A maior acionista individual da Vale, com 8,71%, é a Previ, fundo de previdência dos funcionários do Banco do Brasil, que deve puxar a oposição a Bartolomeo, de acordo com pessoas que acompanham as discussões. A entidade fez duas indicações para o conselho, e sua capacidade de influenciar os outros conselheiros será determinante para o futuro de Bartolomeo na Vale.

Novos nomes

Enquanto os conselheiros observam o panorama, nomes de executivos conhecidos entram no páreo das especulações. Um deles é o de Luis Henrique Guimarães, conselheiro da Vale e ex-CEO da Cosan, do empresário Rubens Ometto, que tem uma fatia de 4,9% no capital da mineradora.

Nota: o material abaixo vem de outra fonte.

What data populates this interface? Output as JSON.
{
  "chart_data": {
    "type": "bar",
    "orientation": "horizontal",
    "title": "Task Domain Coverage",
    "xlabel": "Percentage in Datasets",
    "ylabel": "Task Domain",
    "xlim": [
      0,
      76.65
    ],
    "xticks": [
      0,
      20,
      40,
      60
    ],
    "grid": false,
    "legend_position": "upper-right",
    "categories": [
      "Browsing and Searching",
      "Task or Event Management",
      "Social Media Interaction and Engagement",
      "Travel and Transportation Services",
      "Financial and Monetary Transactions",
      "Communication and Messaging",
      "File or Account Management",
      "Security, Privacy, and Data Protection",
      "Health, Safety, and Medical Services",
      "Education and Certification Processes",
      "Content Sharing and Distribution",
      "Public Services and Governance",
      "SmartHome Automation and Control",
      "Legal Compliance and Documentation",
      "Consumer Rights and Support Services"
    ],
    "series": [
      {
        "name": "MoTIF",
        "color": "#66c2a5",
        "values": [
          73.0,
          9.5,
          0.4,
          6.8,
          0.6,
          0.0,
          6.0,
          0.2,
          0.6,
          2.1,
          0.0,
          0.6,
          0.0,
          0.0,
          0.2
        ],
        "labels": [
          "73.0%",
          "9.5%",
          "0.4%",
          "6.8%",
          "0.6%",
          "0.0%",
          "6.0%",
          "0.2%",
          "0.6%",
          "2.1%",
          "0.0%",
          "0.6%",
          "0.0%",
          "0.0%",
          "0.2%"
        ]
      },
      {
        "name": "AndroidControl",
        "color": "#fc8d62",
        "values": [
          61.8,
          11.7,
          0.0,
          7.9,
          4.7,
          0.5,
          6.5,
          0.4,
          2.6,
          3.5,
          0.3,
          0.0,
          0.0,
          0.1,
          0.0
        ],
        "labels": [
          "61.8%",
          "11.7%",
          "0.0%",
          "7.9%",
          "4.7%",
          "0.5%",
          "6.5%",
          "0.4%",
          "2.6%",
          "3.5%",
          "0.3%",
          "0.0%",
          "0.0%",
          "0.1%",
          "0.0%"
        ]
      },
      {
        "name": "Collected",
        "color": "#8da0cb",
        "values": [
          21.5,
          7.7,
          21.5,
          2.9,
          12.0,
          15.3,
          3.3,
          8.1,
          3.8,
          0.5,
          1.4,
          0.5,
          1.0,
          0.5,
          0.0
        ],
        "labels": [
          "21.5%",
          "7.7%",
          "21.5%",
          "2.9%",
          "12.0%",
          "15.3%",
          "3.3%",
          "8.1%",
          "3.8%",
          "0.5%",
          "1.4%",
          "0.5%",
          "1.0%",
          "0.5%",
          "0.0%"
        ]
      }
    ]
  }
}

Outro é o de Walter Schalka, CEO da Suzano. Eduardo Parente, presidente do grupo de educação Yduqs, também foi lembrado em conversas de bastidores.

Nenhum deles, porém, chega a ser notório pelos laços com Brasília.

Também foi ventilado o nome de Paulo Rogério Caffarelli, ex-CEO da Cielo e do Banco do Brasil, que hoje comanda a holding financeira Simpar. O executivo teve experiência no setor público: foi secretário-executivo do Ministério da Fazenda, de 2014 a 2015, na gestão de Dilma Rousseff.